Il y avait tant à dire. Alors, elle passa son bras dans le dos de Jeremy et murmura à son tour :

« Je suis désolée aussi. »

Puis, elle posa sa tête sur l’épaule de son époux, savourant tristement cette étreinte, retrouvant une tendresse perdue.

Il y avait tant à dire mais elle ne pouvait se résoudre à prendre la parole, comme figée par la crainte et la honte. Elle resta ainsi silencieuse, enveloppée dans le silence qui régnait dans la chambre. Elle ne voulait pas se battre, pas aujourd’hui, pas après cette soirée qui avait été tout simplement horrible, pas alors que Gabrielle dormait juste à côté. Egoïstement, elle savait aussi qu’elle ne le voulait pas parce qu’elle ne pouvait pas envisager que son mariage prenne fin ce soir. Elle resserra sa prise autour de Jeremy pour faire passer son bassin par-dessus ses cuisses et se retrouver sur ses genoux.

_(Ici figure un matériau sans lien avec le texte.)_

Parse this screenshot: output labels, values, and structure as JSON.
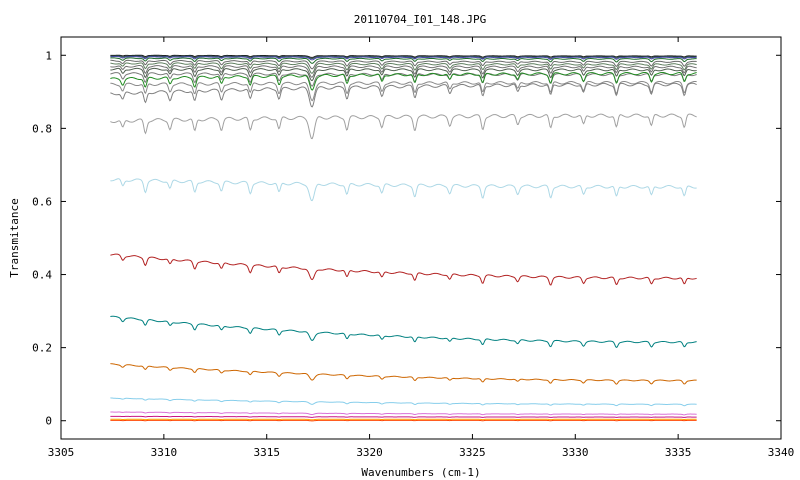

« Je suis désolée » ça ne voulait rien et tout dire. Elle était désolée, effectivement, que la situation se soit envenimée à un point qu’ils ne parvenaient plus à se parler. Désolée pour ce qu’il s’était passé, quelques mois plus tôt. Désolée pour la peur qu’elle lui avait causée. Désolée s’il avait l’impression qu’elle niait sa peine ou son deuil. Désolée si elle devait faire un travail sur elle-même et qu’elle ne pouvait pas le partager avec lui. Désolée pour Théo. Tellement désolée pour Théo. Désolée aussi que, malgré sa culpabilité, elle ressente toujours, au fond d’elle, ce sentiment inexplicable que ce moment hors du temps avait été si doux, si parfait, si logique.

Elle avait un milliard de choses à rajouter derrière ce « désolée » mais les fit taire, une à une. Parce qu’avant tout, elle était désolée pour eux.